Security experts from around the world competed on Friday to patch one of the worst computer vulnerabilities discovered in several years. Critical vulnerabilities in open source code used in cloud services and enterprise software by industry and government are widespread.
“It’s hard to imagine a company that isn’t at risk,” said Joe Sullivan, Cloudflare’s chief security officer. The company’s online infrastructure protects websites from malicious attackers. Millions of servers have it installed, and experts say the fallout will be unknown for several days.
I say. “We have been fully armed for the past 12 hours.” The vulnerability in the Apache Software Foundation module was discovered by the Chinese technology giant Alibaba on November 24, the Foundation announced. Myers expected the computer emergency team to spend a busy weekend identifying all of the affected machines. The hunt becomes even more difficult as the affected software may be found in third-party programs. Exploitation of the bug is very popular with children and appears to have been first discovered in Minecraft, an online game from Microsoft. Myers and security expert Marcus Hutchins said Minecraft users are already using it to run programs on other users’ computers by pasting a short message in the chat box. Rice field.
The Computer Emergency Team in New Zealand was one of the first to report a bug in a Java utility for Apache servers, log user activity hours after it was released, and release a patch on Thursday. It was abused.
A vulnerability called “Log4Shell” was rated on a scale of 1 to 10, with 10 being the worst. Anyone with this exploit has full access to the unpatched machine. “The internet is on fire now. People try to install patches, script kiddies, and people of all kinds try to use them, ”said Adam Meyers, senior vice president of intelligence at cybersecurity firm Crowdstrike.
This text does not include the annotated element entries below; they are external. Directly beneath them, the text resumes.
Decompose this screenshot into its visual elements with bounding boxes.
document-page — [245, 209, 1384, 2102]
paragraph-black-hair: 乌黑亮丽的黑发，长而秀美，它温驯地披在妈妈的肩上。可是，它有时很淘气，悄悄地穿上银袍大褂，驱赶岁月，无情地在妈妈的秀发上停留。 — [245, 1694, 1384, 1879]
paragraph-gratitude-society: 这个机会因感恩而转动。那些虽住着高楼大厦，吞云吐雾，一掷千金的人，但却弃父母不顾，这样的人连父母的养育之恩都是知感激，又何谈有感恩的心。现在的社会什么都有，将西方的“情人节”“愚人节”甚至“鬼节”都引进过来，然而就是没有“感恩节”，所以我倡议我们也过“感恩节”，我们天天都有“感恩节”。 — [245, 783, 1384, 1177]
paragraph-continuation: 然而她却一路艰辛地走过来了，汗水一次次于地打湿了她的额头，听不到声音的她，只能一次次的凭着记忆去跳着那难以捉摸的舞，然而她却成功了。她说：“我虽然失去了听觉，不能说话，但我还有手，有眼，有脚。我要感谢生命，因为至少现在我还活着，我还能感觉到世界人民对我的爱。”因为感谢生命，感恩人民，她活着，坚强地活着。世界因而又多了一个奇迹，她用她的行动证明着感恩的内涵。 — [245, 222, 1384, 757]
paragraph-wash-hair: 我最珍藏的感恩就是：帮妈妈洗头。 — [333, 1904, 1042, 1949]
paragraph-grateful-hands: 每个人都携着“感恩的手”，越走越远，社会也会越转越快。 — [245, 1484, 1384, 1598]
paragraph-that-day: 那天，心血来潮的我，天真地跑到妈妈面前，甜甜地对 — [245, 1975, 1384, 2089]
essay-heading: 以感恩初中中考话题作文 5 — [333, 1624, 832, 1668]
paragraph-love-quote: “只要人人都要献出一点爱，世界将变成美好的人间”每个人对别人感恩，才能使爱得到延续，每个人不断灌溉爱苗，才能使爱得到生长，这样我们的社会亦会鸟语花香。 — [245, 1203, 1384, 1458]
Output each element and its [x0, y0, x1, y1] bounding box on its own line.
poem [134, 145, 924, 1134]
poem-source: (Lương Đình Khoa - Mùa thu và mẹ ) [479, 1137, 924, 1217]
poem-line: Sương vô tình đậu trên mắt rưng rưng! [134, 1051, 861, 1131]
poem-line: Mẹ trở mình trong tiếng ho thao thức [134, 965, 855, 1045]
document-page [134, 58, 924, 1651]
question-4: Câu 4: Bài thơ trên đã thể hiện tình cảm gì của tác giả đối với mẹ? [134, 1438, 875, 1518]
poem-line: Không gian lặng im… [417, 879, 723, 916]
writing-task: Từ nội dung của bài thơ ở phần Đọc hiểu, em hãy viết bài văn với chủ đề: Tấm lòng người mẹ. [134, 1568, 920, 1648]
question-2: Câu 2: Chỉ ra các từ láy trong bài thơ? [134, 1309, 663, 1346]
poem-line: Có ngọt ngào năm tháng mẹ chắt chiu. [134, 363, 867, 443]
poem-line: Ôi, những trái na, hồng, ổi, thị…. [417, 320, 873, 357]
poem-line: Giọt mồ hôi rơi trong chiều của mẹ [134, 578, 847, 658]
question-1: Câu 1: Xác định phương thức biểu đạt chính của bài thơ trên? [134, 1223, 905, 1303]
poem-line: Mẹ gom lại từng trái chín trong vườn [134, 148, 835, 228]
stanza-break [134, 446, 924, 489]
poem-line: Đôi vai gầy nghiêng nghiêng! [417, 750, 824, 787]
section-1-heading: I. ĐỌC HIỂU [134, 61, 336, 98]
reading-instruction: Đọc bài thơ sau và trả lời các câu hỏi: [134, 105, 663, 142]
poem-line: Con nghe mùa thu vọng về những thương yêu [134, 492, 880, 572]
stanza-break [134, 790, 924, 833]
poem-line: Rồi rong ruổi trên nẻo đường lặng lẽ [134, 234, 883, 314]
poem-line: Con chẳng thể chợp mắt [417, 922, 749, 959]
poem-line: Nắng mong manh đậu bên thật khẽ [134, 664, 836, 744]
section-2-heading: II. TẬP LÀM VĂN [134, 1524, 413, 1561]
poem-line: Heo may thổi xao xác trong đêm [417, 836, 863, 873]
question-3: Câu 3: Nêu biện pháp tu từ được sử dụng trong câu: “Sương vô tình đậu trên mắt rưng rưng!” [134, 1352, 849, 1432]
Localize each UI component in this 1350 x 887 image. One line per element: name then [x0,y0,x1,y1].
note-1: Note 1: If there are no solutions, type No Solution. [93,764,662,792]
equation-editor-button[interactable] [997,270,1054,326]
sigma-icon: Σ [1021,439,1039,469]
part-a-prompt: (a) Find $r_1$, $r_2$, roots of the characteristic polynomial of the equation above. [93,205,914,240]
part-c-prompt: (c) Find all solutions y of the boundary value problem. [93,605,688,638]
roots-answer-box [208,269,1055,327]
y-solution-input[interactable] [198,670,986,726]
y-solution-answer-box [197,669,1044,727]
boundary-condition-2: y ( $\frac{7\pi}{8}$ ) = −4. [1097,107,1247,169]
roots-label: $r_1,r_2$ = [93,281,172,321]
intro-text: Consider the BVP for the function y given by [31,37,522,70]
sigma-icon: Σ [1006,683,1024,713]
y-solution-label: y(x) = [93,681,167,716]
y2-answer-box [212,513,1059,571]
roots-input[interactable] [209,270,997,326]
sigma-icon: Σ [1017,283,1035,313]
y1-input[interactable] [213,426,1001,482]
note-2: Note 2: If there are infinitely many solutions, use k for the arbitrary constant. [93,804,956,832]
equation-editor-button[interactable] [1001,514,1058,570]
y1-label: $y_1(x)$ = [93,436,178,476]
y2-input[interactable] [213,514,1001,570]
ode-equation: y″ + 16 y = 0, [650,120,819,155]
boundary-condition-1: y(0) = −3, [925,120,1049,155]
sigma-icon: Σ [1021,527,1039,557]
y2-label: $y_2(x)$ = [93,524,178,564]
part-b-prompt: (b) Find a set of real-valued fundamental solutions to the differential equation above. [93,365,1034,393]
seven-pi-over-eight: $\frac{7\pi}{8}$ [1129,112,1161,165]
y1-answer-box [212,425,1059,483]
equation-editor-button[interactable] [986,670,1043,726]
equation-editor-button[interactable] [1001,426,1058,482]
Microsoft has released a software update for Minecraft users that says “Customers who apply the fix are protected”. 4,444 researchers reported finding evidence that the vulnerability could be exploited on servers from companies like Apple, Amazon, Twitter, and Cloudflare. Cloudflare’s Sullivan said there was no evidence that his company’s servers were compromised. Apple, Amazon and Twitter did not immediately respond to requests for comment.
Summary of the news:
- Global competition is under way to fix serious computer errors
- Check out all the news and articles on the latest security updates.